There are many changeable risk factors or risk factors that influence your own choices. They include the following.

  • Being overweight
  • Physically inactive
  • Eating red meat and added sugars
  • Having vegetables, whole grains, and healthy fats such as olive oil and nuts


Treatment for Borderline Diabetes

The condition is usually very treatable while treatment of borderline diabetes can be irritating. Lifestyle changes can reduce the risk for diabetes by well over 50% in most cases Here are the steps to take include:

  1. Losing weight
  2. Increasing physical activity
  3. Improving diet
  4. Managing stress
  5. Getting more sleep


Patients with borderline diabetes may be recommended a medication, such as metformin, to improve insulin sensitivity.

Complications of Borderline Diabetes

Especially if they’re left untreated, high blood glucose levels can influence other systems in your body.

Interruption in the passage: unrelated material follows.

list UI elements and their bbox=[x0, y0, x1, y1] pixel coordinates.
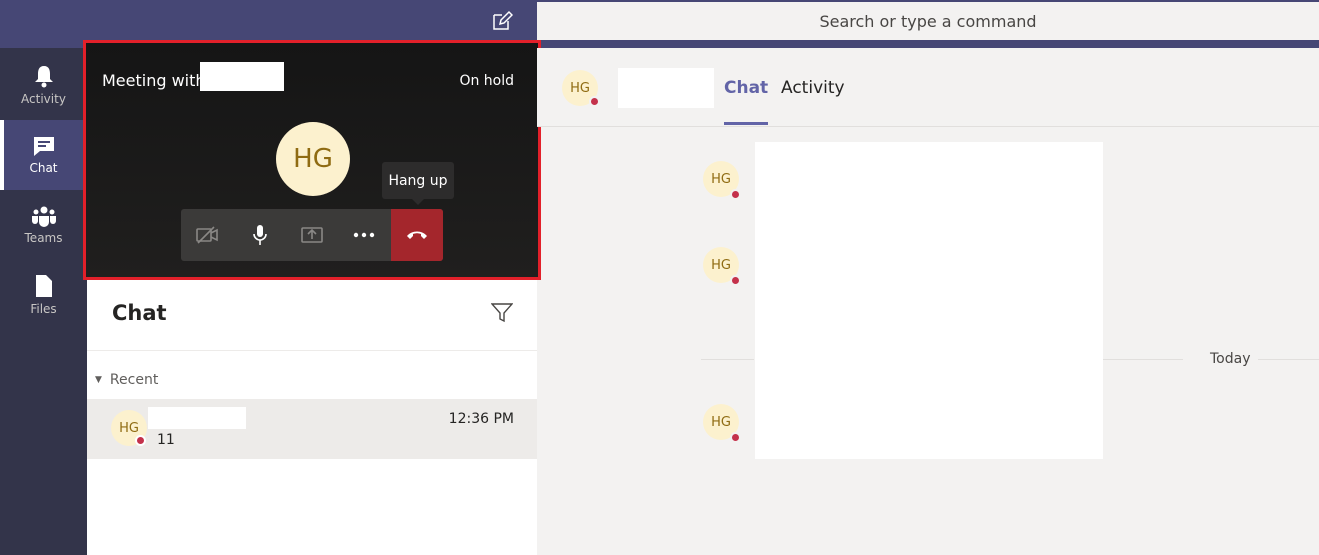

This can occur with a variety of health risks and chronic health conditions. For example, uncontrolled diabetes can lead to:

  • Vision loss
  • Hypertension
  • Nerve damage
  • High blood pressure
  • High Cholesterol
  • Kidney damage
  • Amputations
  • Cardiovascular disease


The high insulin levels that occur with insulin resistance can cause additional problems.

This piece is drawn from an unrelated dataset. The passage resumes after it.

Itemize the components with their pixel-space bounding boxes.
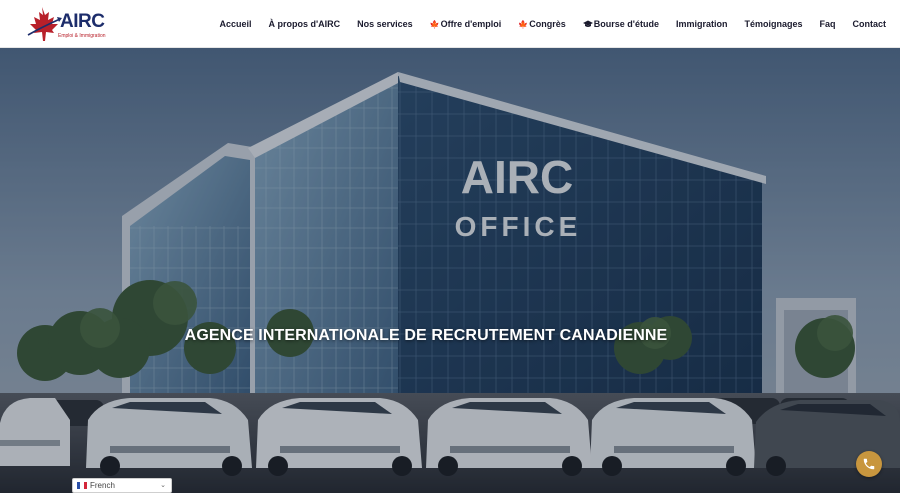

Signs and Symptoms Of Borderline Diabetes

Borderline diabetes does not have signs or symptoms but some people are not aware that they have it. Take a look at the symptoms of borderline diabetes such as:

  • Tiredness
  • Low energy levels
  • Feeling frequently thirsty
  • Blurred vision
  • Toes becoming numb
  • Loss of muscle bulk
  • Genital itching, and
  • frequent urination.


You should ask an expert and start quick treatment to control borderline sugar levels.

What Is The Difference Between Borderline Diabetes and Type 2 Diabetes?

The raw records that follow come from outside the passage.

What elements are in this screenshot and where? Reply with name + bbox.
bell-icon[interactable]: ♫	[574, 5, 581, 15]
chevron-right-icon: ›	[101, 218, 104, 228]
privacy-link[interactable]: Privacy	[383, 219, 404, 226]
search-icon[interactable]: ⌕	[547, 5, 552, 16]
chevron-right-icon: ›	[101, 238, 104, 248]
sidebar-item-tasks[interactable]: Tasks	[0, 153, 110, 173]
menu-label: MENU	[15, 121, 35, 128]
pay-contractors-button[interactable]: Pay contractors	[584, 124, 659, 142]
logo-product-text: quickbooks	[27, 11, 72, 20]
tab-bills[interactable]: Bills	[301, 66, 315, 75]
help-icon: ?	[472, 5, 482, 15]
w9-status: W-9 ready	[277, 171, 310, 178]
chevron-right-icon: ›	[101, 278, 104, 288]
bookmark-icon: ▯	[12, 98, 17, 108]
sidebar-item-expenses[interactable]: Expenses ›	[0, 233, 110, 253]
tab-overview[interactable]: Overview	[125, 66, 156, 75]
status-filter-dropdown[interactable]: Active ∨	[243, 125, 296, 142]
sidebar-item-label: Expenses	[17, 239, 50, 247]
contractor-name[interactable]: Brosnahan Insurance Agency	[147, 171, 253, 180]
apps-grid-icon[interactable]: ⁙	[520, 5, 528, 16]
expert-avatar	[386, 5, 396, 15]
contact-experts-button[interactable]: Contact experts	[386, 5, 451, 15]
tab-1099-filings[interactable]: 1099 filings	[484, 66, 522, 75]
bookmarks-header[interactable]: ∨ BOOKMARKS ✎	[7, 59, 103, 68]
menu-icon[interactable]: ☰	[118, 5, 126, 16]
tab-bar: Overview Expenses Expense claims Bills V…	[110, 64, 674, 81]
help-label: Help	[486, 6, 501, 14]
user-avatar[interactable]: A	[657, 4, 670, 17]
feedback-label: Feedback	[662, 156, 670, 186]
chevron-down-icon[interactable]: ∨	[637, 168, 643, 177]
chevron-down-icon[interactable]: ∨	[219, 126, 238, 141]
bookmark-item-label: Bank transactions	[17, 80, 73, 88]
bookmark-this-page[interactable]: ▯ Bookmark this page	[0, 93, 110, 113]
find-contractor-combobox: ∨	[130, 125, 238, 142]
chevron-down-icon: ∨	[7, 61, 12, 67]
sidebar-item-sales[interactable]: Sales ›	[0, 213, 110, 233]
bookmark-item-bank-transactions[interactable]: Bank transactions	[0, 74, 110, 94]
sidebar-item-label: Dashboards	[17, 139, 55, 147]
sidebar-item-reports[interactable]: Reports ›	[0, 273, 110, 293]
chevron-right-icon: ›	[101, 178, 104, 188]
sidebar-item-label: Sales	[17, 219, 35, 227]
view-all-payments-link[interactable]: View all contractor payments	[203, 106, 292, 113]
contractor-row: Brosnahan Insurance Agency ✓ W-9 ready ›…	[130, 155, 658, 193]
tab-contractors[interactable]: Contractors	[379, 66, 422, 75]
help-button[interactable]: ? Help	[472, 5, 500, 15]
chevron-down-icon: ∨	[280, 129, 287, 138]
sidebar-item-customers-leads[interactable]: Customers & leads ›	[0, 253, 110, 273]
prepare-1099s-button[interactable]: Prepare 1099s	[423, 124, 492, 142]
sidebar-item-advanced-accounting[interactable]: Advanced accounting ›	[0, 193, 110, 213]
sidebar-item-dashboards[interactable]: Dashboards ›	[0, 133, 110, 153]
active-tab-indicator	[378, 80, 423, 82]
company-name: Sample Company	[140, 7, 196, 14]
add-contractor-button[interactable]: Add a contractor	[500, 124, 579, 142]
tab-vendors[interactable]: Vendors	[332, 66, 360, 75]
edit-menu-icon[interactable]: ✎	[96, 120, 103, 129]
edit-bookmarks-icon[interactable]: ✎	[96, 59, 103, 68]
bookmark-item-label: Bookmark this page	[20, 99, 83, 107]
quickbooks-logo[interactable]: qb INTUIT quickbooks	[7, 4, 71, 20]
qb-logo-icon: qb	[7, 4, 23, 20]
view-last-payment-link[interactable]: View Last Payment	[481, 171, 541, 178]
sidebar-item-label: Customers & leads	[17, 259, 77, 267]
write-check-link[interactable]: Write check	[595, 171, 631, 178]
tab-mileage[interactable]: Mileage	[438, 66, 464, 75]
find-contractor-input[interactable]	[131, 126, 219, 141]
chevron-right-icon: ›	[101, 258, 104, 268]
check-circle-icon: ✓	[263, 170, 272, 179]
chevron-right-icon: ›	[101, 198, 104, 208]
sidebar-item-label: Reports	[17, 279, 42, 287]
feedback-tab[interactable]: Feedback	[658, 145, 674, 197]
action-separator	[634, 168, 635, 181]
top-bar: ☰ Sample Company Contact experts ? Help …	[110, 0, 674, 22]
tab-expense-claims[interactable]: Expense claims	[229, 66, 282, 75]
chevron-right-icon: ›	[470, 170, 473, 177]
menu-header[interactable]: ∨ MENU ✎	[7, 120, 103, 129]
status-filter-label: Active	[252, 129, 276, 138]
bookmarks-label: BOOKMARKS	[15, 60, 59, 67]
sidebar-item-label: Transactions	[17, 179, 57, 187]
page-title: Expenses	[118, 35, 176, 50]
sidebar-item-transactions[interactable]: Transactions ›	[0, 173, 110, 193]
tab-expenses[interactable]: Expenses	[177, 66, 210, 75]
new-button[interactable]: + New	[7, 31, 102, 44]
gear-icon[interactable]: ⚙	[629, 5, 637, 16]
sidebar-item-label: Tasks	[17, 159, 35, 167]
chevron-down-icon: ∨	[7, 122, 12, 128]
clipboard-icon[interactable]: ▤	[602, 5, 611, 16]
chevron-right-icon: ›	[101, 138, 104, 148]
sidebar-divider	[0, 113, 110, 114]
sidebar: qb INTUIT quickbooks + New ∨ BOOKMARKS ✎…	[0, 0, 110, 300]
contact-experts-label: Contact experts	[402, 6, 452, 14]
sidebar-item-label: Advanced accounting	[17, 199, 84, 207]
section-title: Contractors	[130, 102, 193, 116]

  • Borderline diabetes arises when there is high sugar (glucose) in the blood. It is a sign that the body has more sugar in the blood than it can use.
  • Type 2 diabetes is a condition that arises slowly over time. The pancreas cannot make enough insulin to control the increased need to move sugar into the cells for energy. Medication and lifestyle changes are important to control blood sugar levels and avoid diabetes complications.
  • Type 1 diabetes is different from auto-immune attacks on the pancreas.


How is Borderline Diabetes Diagnosed?

Your healthcare provider will take a blood test for borderline diabetes. You should have:

  • A fasting plasma glucose test provides your blood after you have fasted for eight hours.
  • A1C test provides the average blood glucose level over the past two to three months.


You would be diagnosed with borderline diabetes if:

  • Your fasting plasma glucose test result lies between 100 to 125 mg/dL (normal is <100; diabetes is 126 or higher).
  • Your A1c test lies between 5.7% to 6.4% mg/dL (normal is < 5.7%); diabetes is 6.5% or higher).


Borderline Diabetes Prevention

Exercising and eating healthy foods low in carbohydrates, sugars, fats, and salt can also prevent borderline diabetes. Other tips include:

  • Eat healthy foods
  • Do Aerobic physical activity at least 150 minutes of a week or about 30 minutes on most days of the week
  • Lose excess weight
  • Maintain your blood pressure and cholesterol
  • Don’t smoke



Prediabetes is a condition in which blood sugar levels are high but not high enough to be considered diabetes. If you’re at high risk it’s important to consult your healthcare provider about getting regular blood tests, including an A1C test, especially.

Losing weight and exercising can control your blood sugar levels back to a healthy range. Ask your healthcare provider about how you can prevent or delay borderline diabetes.